• Українською
  • Creation of the National Corpus of the Crimean Tatar Language is underway: Ministry for Reintegration of Temporarily Occupied Territories

    The Ministry for Reintegration of Temporarily Occupied Territories of Ukraine has initiated the creation of the National Corpus of the Crimean Tatar Language as part of the implementation of the Strategy for the Development of the Crimean Tatar Language for 2022-2032. This is an online platform for language research that will be based on data from textual materials in Crimean Tatar language.

    The collection of printed and online sources in the Crimean Tatar language for the National Corpus has been underway for 4 months.
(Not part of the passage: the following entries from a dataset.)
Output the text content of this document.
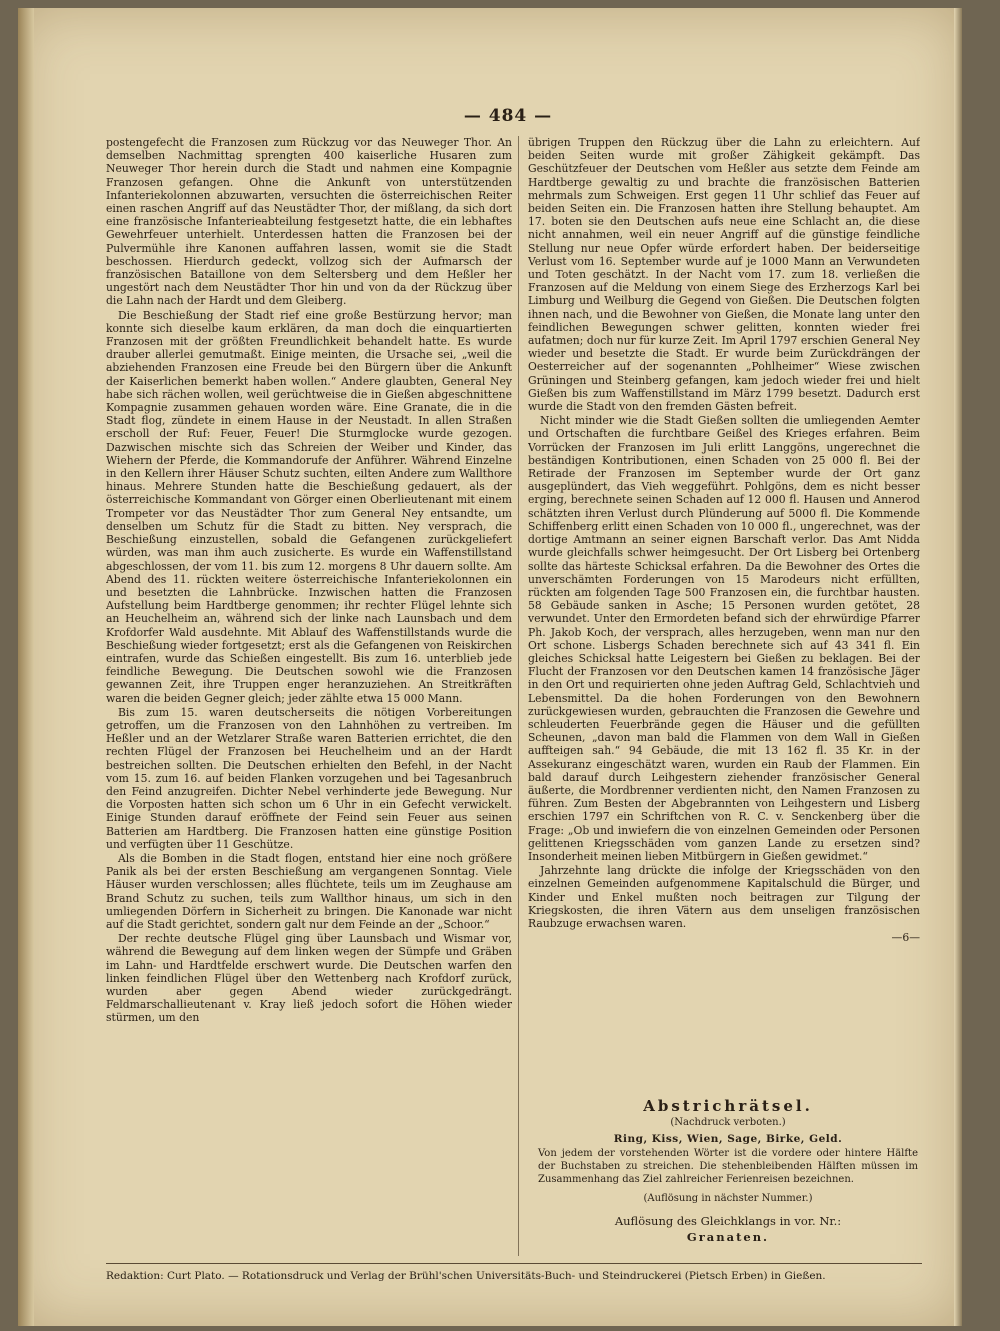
— 484 —

postengefecht die Franzosen zum Rückzug vor das Neuweger Thor. An demselben Nachmittag sprengten 400 kaiserliche Husaren zum Neuweger Thor herein durch die Stadt und nahmen eine Kompagnie Franzosen gefangen. Ohne die Ankunft von unterstützenden Infanteriekolonnen abzuwarten, versuchten die österreichischen Reiter einen raschen Angriff auf das Neustädter Thor, der mißlang, da sich dort eine französische Infanterieabteilung festgesetzt hatte, die ein lebhaftes Gewehrfeuer unterhielt. Unterdessen hatten die Franzosen bei der Pulvermühle ihre Kanonen auffahren lassen, womit sie die Stadt beschossen. Hierdurch gedeckt, vollzog sich der Aufmarsch der französischen Bataillone von dem Seltersberg und dem Heßler her ungestört nach dem Neustädter Thor hin und von da der Rückzug über die Lahn nach der Hardt und dem Gleiberg.

Die Beschießung der Stadt rief eine große Bestürzung hervor; man konnte sich dieselbe kaum erklären, da man doch die einquartierten Franzosen mit der größten Freundlichkeit behandelt hatte. Es wurde drauber allerlei gemutmaßt. Einige meinten, die Ursache sei, „weil die abziehenden Franzosen eine Freude bei den Bürgern über die Ankunft der Kaiserlichen bemerkt haben wollen.“ Andere glaubten, General Ney habe sich rächen wollen, weil gerüchtweise die in Gießen abgeschnittene Kompagnie zusammen gehauen worden wäre. Eine Granate, die in die Stadt flog, zündete in einem Hause in der Neustadt. In allen Straßen erscholl der Ruf: Feuer, Feuer! Die Sturmglocke wurde gezogen. Dazwischen mischte sich das Schreien der Weiber und Kinder, das Wiehern der Pferde, die Kommandorufe der Anführer. Während Einzelne in den Kellern ihrer Häuser Schutz suchten, eilten Andere zum Wallthore hinaus. Mehrere Stunden hatte die Beschießung gedauert, als der österreichische Kommandant von Görger einen Oberlieutenant mit einem Trompeter vor das Neustädter Thor zum General Ney entsandte, um denselben um Schutz für die Stadt zu bitten. Ney versprach, die Beschießung einzustellen, sobald die Gefangenen zurückgeliefert würden, was man ihm auch zusicherte. Es wurde ein Waffenstillstand abgeschlossen, der vom 11. bis zum 12. morgens 8 Uhr dauern sollte. Am Abend des 11. rückten weitere österreichische Infanteriekolonnen ein und besetzten die Lahnbrücke. Inzwischen hatten die Franzosen Aufstellung beim Hardtberge genommen; ihr rechter Flügel lehnte sich an Heuchelheim an, während sich der linke nach Launsbach und dem Krofdorfer Wald ausdehnte. Mit Ablauf des Waffenstillstands wurde die Beschießung wieder fortgesetzt; erst als die Gefangenen von Reiskirchen eintrafen, wurde das Schießen eingestellt. Bis zum 16. unterblieb jede feindliche Bewegung. Die Deutschen sowohl wie die Franzosen gewannen Zeit, ihre Truppen enger heranzuziehen. An Streitkräften waren die beiden Gegner gleich; jeder zählte etwa 15 000 Mann.

Bis zum 15. waren deutscherseits die nötigen Vorbereitungen getroffen, um die Franzosen von den Lahnhöhen zu vertreiben. Im Heßler und an der Wetzlarer Straße waren Batterien errichtet, die den rechten Flügel der Franzosen bei Heuchelheim und an der Hardt bestreichen sollten. Die Deutschen erhielten den Befehl, in der Nacht vom 15. zum 16. auf beiden Flanken vorzugehen und bei Tagesanbruch den Feind anzugreifen. Dichter Nebel verhinderte jede Bewegung. Nur die Vorposten hatten sich schon um 6 Uhr in ein Gefecht verwickelt. Einige Stunden darauf eröffnete der Feind sein Feuer aus seinen Batterien am Hardtberg. Die Franzosen hatten eine günstige Position und verfügten über 11 Geschütze.

Als die Bomben in die Stadt flogen, entstand hier eine noch größere Panik als bei der ersten Beschießung am vergangenen Sonntag. Viele Häuser wurden verschlossen; alles flüchtete, teils um im Zeughause am Brand Schutz zu suchen, teils zum Wallthor hinaus, um sich in den umliegenden Dörfern in Sicherheit zu bringen. Die Kanonade war nicht auf die Stadt gerichtet, sondern galt nur dem Feinde an der „Schoor.“

Der rechte deutsche Flügel ging über Launsbach und Wismar vor, während die Bewegung auf dem linken wegen der Sümpfe und Gräben im Lahn- und Hardtfelde erschwert wurde. Die Deutschen warfen den linken feindlichen Flügel über den Wettenberg nach Krofdorf zurück, wurden aber gegen Abend wieder zurückgedrängt. Feldmarschallieutenant v. Kray ließ jedoch sofort die Höhen wieder stürmen, um den

übrigen Truppen den Rückzug über die Lahn zu erleichtern. Auf beiden Seiten wurde mit großer Zähigkeit gekämpft. Das Geschützfeuer der Deutschen vom Heßler aus setzte dem Feinde am Hardtberge gewaltig zu und brachte die französischen Batterien mehrmals zum Schweigen. Erst gegen 11 Uhr schlief das Feuer auf beiden Seiten ein. Die Franzosen hatten ihre Stellung behauptet. Am 17. boten sie den Deutschen aufs neue eine Schlacht an, die diese nicht annahmen, weil ein neuer Angriff auf die günstige feindliche Stellung nur neue Opfer würde erfordert haben. Der beiderseitige Verlust vom 16. September wurde auf je 1000 Mann an Verwundeten und Toten geschätzt. In der Nacht vom 17. zum 18. verließen die Franzosen auf die Meldung von einem Siege des Erzherzogs Karl bei Limburg und Weilburg die Gegend von Gießen. Die Deutschen folgten ihnen nach, und die Bewohner von Gießen, die Monate lang unter den feindlichen Bewegungen schwer gelitten, konnten wieder frei aufatmen; doch nur für kurze Zeit. Im April 1797 erschien General Ney wieder und besetzte die Stadt. Er wurde beim Zurückdrängen der Oesterreicher auf der sogenannten „Pohlheimer“ Wiese zwischen Grüningen und Steinberg gefangen, kam jedoch wieder frei und hielt Gießen bis zum Waffenstillstand im März 1799 besetzt. Dadurch erst wurde die Stadt von den fremden Gästen befreit.

Nicht minder wie die Stadt Gießen sollten die umliegenden Aemter und Ortschaften die furchtbare Geißel des Krieges erfahren. Beim Vorrücken der Franzosen im Juli erlitt Langgöns, ungerechnet die beständigen Kontributionen, einen Schaden von 25 000 fl. Bei der Retirade der Franzosen im September wurde der Ort ganz ausgeplündert, das Vieh weggeführt. Pohlgöns, dem es nicht besser erging, berechnete seinen Schaden auf 12 000 fl. Hausen und Annerod schätzten ihren Verlust durch Plünderung auf 5000 fl. Die Kommende Schiffenberg erlitt einen Schaden von 10 000 fl., ungerechnet, was der dortige Amtmann an seiner eignen Barschaft verlor. Das Amt Nidda wurde gleichfalls schwer heimgesucht. Der Ort Lisberg bei Ortenberg sollte das härteste Schicksal erfahren. Da die Bewohner des Ortes die unverschämten Forderungen von 15 Marodeurs nicht erfüllten, rückten am folgenden Tage 500 Franzosen ein, die furchtbar hausten. 58 Gebäude sanken in Asche; 15 Personen wurden getötet, 28 verwundet. Unter den Ermordeten befand sich der ehrwürdige Pfarrer Ph. Jakob Koch, der versprach, alles herzugeben, wenn man nur den Ort schone. Lisbergs Schaden berechnete sich auf 43 341 fl. Ein gleiches Schicksal hatte Leigestern bei Gießen zu beklagen. Bei der Flucht der Franzosen vor den Deutschen kamen 14 französische Jäger in den Ort und requirierten ohne jeden Auftrag Geld, Schlachtvieh und Lebensmittel. Da die hohen Forderungen von den Bewohnern zurückgewiesen wurden, gebrauchten die Franzosen die Gewehre und schleuderten Feuerbrände gegen die Häuser und die gefüllten Scheunen, „davon man bald die Flammen von dem Wall in Gießen auffteigen sah.“ 94 Gebäude, die mit 13 162 fl. 35 Kr. in der Assekuranz eingeschätzt waren, wurden ein Raub der Flammen. Ein bald darauf durch Leihgestern ziehender französischer General äußerte, die Mordbrenner verdienten nicht, den Namen Franzosen zu führen. Zum Besten der Abgebrannten von Leihgestern und Lisberg erschien 1797 ein Schriftchen von R. C. v. Senckenberg über die Frage: „Ob und inwiefern die von einzelnen Gemeinden oder Personen gelittenen Kriegsschäden vom ganzen Lande zu ersetzen sind? Insonderheit meinen lieben Mitbürgern in Gießen gewidmet.“

Jahrzehnte lang drückte die infolge der Kriegsschäden von den einzelnen Gemeinden aufgenommene Kapitalschuld die Bürger, und Kinder und Enkel mußten noch beitragen zur Tilgung der Kriegskosten, die ihren Vätern aus dem unseligen französischen Raubzuge erwachsen waren.

—6—
Abstrichrätsel.
(Nachdruck verboten.)
Ring, Kiss, Wien, Sage, Birke, Geld.
Von jedem der vorstehenden Wörter ist die vordere oder hintere Hälfte der Buchstaben zu streichen. Die stehenbleibenden Hälften müssen im Zusammenhang das Ziel zahlreicher Ferienreisen bezeichnen.
(Auflösung in nächster Nummer.)
Auflösung des Gleichklangs in vor. Nr.:
Granaten.
Redaktion: Curt Plato. — Rotationsdruck und Verlag der Brühl'schen Universitäts-Buch- und Steindruckerei (Pietsch Erben) in Gießen.
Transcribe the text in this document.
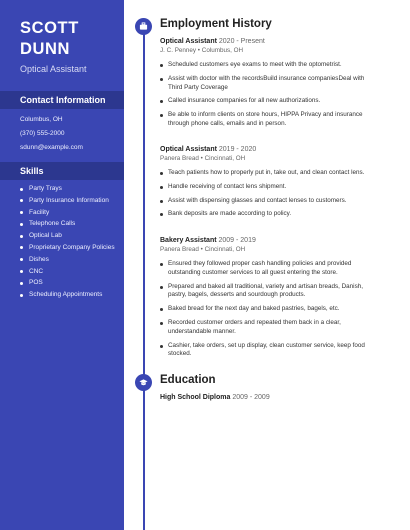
SCOTT
DUNN
Optical Assistant
Contact Information
Columbus, OH
(370) 555-2000
sdunn@example.com
Skills
Party Trays
Party Insurance Information
Facility
Telephone Calls
Optical Lab
Proprietary Company Policies
Dishes
CNC
POS
Scheduling Appointments
Employment History
Optical Assistant 2020 - Present
J. C. Penney • Columbus, OH
Scheduled customers eye exams to meet with the optometrist.
Assist with doctor with the recordsBuild insurance companiesDeal with Third Party Coverage
Called insurance companies for all new authorizations.
Be able to inform clients on store hours, HIPPA Privacy and insurance through phone calls, emails and in person.
Optical Assistant 2019 - 2020
Panera Bread • Cincinnati, OH
Teach patients how to properly put in, take out, and clean contact lens.
Handle receiving of contact lens shipment.
Assist with dispensing glasses and contact lenses to customers.
Bank deposits are made according to policy.
Bakery Assistant 2009 - 2019
Panera Bread • Cincinnati, OH
Ensured they followed proper cash handling policies and provided outstanding customer services to all guest entering the store.
Prepared and baked all traditional, variety and artisan breads, Danish, pastry, bagels, desserts and sourdough products.
Baked bread for the next day and baked pastries, bagels, etc.
Recorded customer orders and repeated them back in a clear, understandable manner.
Cashier, take orders, set up display, clean customer service, keep food stocked.
Education
High School Diploma 2009 - 2009
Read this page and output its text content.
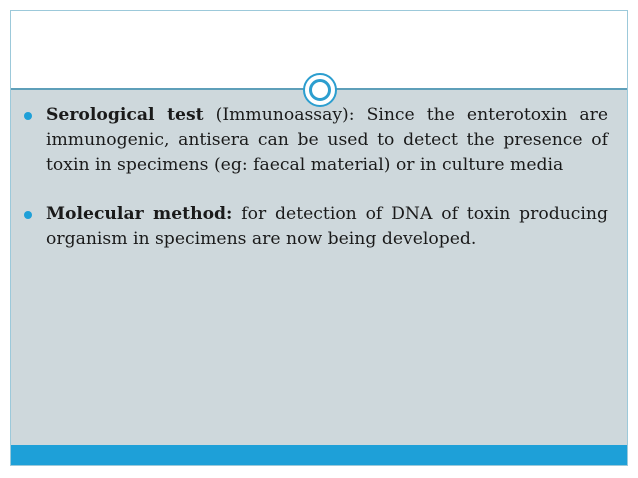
Serological test (Immunoassay): Since the enterotoxin are immunogenic, antisera can be used to detect the presence of toxin in specimens (eg: faecal material) or in culture media
Molecular method: for detection of DNA of toxin producing organism in specimens are now being developed.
    During this time, 675 materials by more than 180 authors have been processed and included in the catalog. This is more than 50,000 printed pages (40 million characters). Among them are works by famous authors, newspapers, magazines, textbooks, scientific articles, international legal documents, etc.

    Currently, the oldest work dates back to the 13th century, and the most modern one to the 21st century (2023).

    The catalog already contains materials in 4 graphic systems used in the Crimean Tatar language. Namely, Arabic script, pre-war Latin, Cyrillic, and modern Latin.

    Anyone can join the creation of the online database of texts.

    The project is being implemented with the support of the Ministry for Reintegration of Temporarily Occupied Territories, the Swiss-Ukrainian EGAP Program implemented by the East Europe Foundation, and Taras Shevchenko National University of Kyiv.